In 2014 an attempt to secretly reopen the site was promptly intercepted by the federal police. Ulbritch, the founder of the richest drug market on the darkweb, has been sentenced to double life imprisonment.
How the federal police could smoke out the darkweb
According to official sources, a world-wide investigation would be the reason for Dream Market‘s shutdown.
The agents at work on it were from FBI, DEA (Drug Enforcement Administration, one of the most important Federal Agencies in the States) and even Europol.
The investigations were followed in short sequence by arrests all over the world.

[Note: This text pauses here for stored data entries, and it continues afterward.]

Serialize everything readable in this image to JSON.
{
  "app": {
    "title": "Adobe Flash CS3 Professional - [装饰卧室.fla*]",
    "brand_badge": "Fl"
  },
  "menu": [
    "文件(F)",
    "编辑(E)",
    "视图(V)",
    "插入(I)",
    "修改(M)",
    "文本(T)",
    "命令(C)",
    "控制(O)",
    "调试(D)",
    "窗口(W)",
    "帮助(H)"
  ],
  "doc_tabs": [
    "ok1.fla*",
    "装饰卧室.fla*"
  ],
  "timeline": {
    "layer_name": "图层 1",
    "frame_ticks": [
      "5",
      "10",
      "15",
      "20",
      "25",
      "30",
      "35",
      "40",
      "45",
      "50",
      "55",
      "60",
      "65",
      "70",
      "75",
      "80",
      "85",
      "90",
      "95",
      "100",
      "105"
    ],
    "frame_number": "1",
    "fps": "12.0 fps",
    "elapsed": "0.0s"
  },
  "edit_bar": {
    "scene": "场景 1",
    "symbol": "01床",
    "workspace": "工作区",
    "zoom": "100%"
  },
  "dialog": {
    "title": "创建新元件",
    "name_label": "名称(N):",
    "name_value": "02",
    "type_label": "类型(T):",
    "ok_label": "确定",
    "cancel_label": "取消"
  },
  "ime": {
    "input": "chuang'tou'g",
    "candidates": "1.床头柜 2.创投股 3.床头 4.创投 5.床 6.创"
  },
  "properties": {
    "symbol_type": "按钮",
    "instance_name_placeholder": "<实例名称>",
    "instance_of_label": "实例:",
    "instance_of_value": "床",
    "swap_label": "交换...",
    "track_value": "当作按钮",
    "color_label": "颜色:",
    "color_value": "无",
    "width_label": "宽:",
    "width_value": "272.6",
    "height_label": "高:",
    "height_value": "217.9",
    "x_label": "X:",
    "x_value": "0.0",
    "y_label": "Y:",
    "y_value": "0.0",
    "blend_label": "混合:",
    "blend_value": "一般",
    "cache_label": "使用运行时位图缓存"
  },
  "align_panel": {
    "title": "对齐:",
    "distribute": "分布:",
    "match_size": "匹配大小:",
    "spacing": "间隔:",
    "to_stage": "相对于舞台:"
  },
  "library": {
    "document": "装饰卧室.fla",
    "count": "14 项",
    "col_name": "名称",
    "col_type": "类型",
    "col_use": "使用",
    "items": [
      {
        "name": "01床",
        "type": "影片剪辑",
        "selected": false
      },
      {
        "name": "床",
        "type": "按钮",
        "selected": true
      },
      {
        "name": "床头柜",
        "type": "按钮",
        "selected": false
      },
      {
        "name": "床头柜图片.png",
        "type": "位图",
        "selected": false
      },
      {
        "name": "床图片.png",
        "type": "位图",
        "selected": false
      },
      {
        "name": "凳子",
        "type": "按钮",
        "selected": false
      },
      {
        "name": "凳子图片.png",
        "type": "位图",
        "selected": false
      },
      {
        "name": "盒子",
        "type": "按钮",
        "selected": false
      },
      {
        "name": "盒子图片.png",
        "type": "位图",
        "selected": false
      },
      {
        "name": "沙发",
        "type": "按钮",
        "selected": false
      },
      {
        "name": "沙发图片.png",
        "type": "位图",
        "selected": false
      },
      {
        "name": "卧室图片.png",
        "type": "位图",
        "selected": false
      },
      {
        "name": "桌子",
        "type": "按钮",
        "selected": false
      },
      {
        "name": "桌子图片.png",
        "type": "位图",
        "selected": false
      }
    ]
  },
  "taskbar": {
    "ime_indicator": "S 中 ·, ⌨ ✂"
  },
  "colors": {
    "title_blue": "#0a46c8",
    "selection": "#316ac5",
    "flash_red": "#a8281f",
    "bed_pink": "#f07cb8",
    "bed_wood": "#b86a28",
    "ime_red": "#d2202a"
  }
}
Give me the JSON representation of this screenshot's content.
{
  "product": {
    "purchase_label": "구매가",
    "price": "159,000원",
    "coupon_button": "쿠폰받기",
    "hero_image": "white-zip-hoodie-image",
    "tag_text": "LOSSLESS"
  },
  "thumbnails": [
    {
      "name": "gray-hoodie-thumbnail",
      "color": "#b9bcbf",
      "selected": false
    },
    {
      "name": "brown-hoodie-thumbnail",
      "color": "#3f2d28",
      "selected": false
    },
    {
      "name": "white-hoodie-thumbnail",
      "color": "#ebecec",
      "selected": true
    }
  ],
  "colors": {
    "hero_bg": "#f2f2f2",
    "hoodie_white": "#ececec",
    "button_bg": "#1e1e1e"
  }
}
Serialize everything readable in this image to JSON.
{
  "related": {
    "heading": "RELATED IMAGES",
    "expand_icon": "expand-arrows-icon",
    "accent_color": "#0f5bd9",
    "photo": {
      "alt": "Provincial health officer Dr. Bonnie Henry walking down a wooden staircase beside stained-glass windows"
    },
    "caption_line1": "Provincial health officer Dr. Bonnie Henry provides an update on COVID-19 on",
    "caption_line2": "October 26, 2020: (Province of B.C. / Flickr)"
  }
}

Traffickers and smugglers, spanning across all nations, were promptly locked up.
Of course the website gives a much milder take on the reasons for the shutdown. Owing it all to a generic “hacker attack“.
The homepage also promises that Dream Market’s contents will be migrated onto new servers but for the moment these appear to be non-existent.
Dream Market’s strategic shutdown could also be part of a large-scale Intelligence investigation. With the purpose to keep a watchful eye over the smugglers and traffickers who regularly sell illegal material of all kinds on these platforms.
Will Dream Market turn out to be an effective trap for smoking out even the most cunning darkweb users?
Darkweb and deep web, what are the differences?
The darkweb is often mistaken to be a synonymous of the deep web. But the terms actually refer to two different realities.
The darkweb is but a part of the much wider deep web. It represents its “dark side” – where criminal activities may take place and illegal material and informations may be shared.
The deep web, on its half, is an ever spreading bulk of websites, pages and resources which can’t be accessed through normal search engines, or browsers. It’s the “hidden” part of the Internet iceberg, at a deeper level than the webpages we’re used to visit, like Google, Facebook, and the social networks.
The dynamic contents of a database, being generated by the programming languages, are themselves part of the deep web and may contain fully legal and legitimate contents.
Also, the deep web is used by the great world superpowers as well as by the international security forces, whose database are necessarily shroud in secrecy.
The deep web may be “dark”, whereas the “darkweb” proper is an elite hunting ground for criminals, drug smugglers, traffickers and “crackers“.